Two lonely lives collide in the cold...
....Ryker catches Saja’s scent from a mile away, loneliness edged in fear, frustration, and utter femininity. He approaches her in order to lend her a hand and get her out of the pack’s way...the sooner she’s gone from Los Lobos, the safer the pack will be. When their gazes meet, her playful hostility arouses the hunter in him, and for the first time in fifty years, the enforcer tastes what it’s like to not be alone...
....But what if the best thing that ever happened to him is a danger to the Black Hills Wolves?
 
BUY: Here 
 
EXCERPT
....As his senses had promised, snow fell steadily, sticking to the frozen ground without struggle. Picking up his pace, Ryker jogged toward the road, following the direction he’d last heard the engine. Covering the distance at a brisk pace, he barely noticed the strain. While he’d rather be on four feet than two, this was at least a run through the snow.
....Metal slammed against metal ahead of him.
....“Now. You’ll work….” Low and husky, the feminine voice added a lilt of conjuring to her statement. Keys rattled. Clicking snapped in the intervening silence. “Son of a futher mucker.” Flesh slapped a surface. A door slammed. “Cold. Cold. Cold. Cold. Cold.”

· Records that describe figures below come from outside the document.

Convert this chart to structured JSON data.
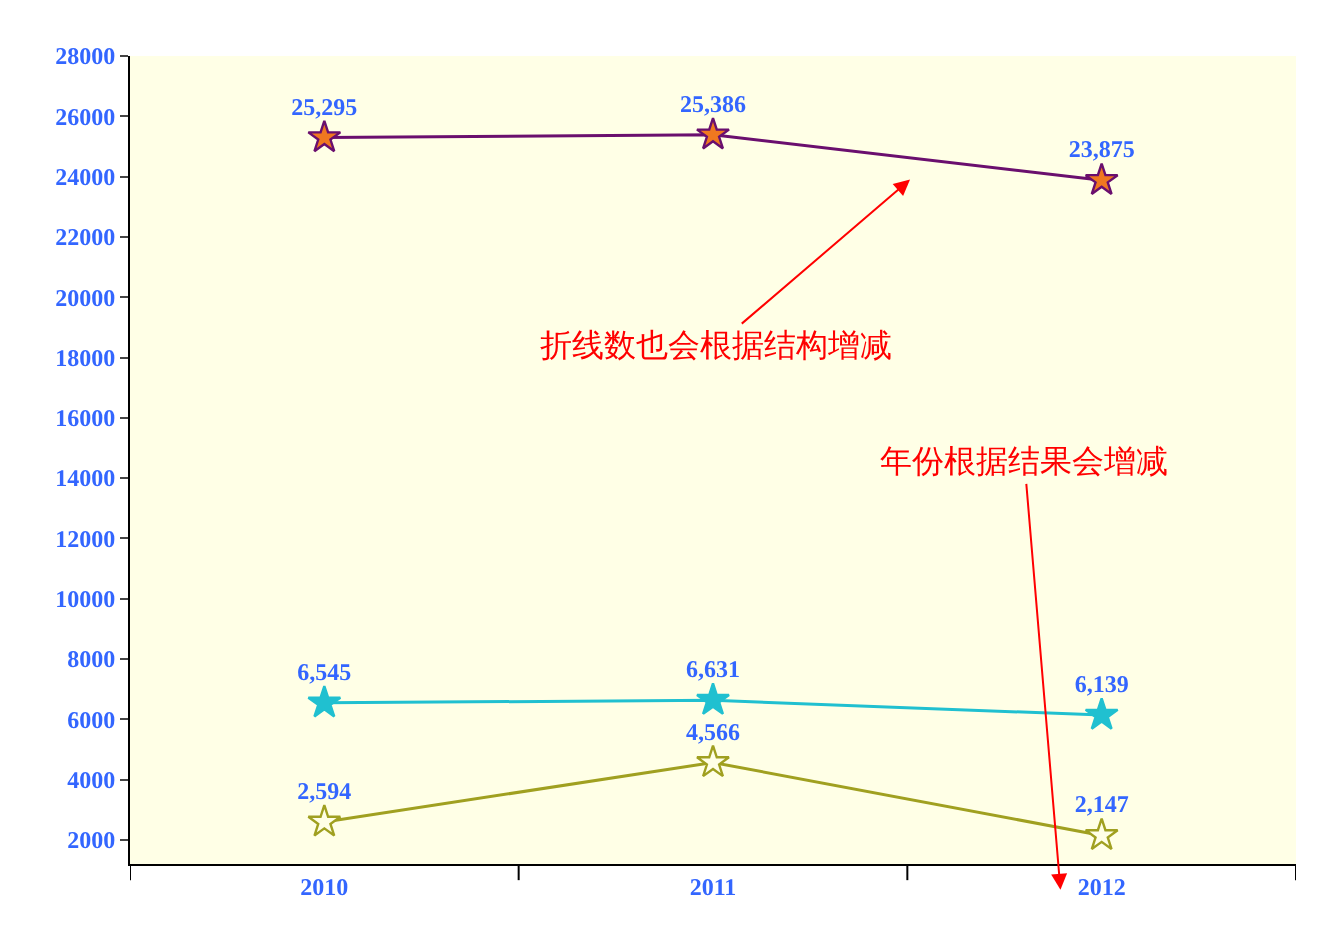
{
  "chart_data": {
    "type": "line",
    "categories": [
      "2010",
      "2011",
      "2012"
    ],
    "series": [
      {
        "color": "#6a0f6e",
        "values": [
          25295,
          25386,
          23875
        ],
        "value_labels": [
          "25,295",
          "25,386",
          "23,875"
        ]
      },
      {
        "color": "#20c0d0",
        "values": [
          6545,
          6631,
          6139
        ],
        "value_labels": [
          "6,545",
          "6,631",
          "6,139"
        ]
      },
      {
        "color": "#a0a020",
        "values": [
          2594,
          4566,
          2147
        ],
        "value_labels": [
          "2,594",
          "4,566",
          "2,147"
        ]
      }
    ],
    "ylim": [
      1200,
      28000
    ],
    "yticks": [
      2000,
      4000,
      6000,
      8000,
      10000,
      12000,
      14000,
      16000,
      18000,
      20000,
      22000,
      24000,
      26000,
      28000
    ],
    "marker": "star",
    "line_style": "solid",
    "grid": false,
    "annotations": [
      "折线数也会根据结构增减",
      "年份根据结果会增减"
    ]
  }
}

....More metal banging off metal.
....“Work you piece of crap. I just spent my last five hundred dollars on you. Work.” Bang. Slam. Bang.
....Slowing as the woods gave way to a long stretch of field ending at the blacktopped old highway, he studied the vehicle parked askew on the side of the road. Askew was a generous description. The four-door sedan sat at a nearly ninety-degree angle to the road with the back tires parked in grass.
....“Okay. So, count to ten,” the feminine voice continued. The sound of her shoes slapping the pavement came in time to the numbers. When she reached ten, metal crashed against metal, the clang loud and sharp enough to hurt his ears. “Work!”
....A slender figure popped out from behind the raised hood to dart to the driver’s side door. He paused mid-step as she squinted her eyes closed then whispered, “You will work. You will work. You will work.”
....With a twist of the key, the only thing he heard working was some rapid-fire clicks of the ignition switch trying to fire. Then, even that ceased when what remained of her power leached away.
....“Fuck. Fuck. Fuckity fuck.” The woman flung back against the seat, bashing her closed fists on the steering wheel. “‘Woman dies in freak snowstorm perfectly preserving her remains’ should make a sharable story on Huffington Post sometime next spring.” Even with the defeatist words, the fight in her tone continued to boil.
....Fascinated, despite himself, he watched as she tapped her head against the back of the seat then bounced out of the car in a surge of energy. She raced around the vehicle, jerked the trunk open, and began to rummage through….
....A wild assortment of scents raced across his nose—older scents, sweat, metal, books, chalk, dust, burned paper, sulfur—underscoring it all was a distinctly feminine musk, exotic and heady, but not too sweet. It carried more of a bite, one not altogether unpleasant. His distracted quarry whirled to face his direction, a small black gun braced in both of her hands.
....Good. She wasn’t utterly defenseless. He approved.
....“You shouldn’t sneak up on people on the side of the road,” she called out in lieu of a greeting. Nothing in her stance betrayed the chill overtaking her fragile form, but a blue tinge touched the edges of her lips, while her face was a shade too pale. She clenched her jaw to keep her teeth from chattering. “Who are you?”
....If she were a Wolf, she would have snapped at him.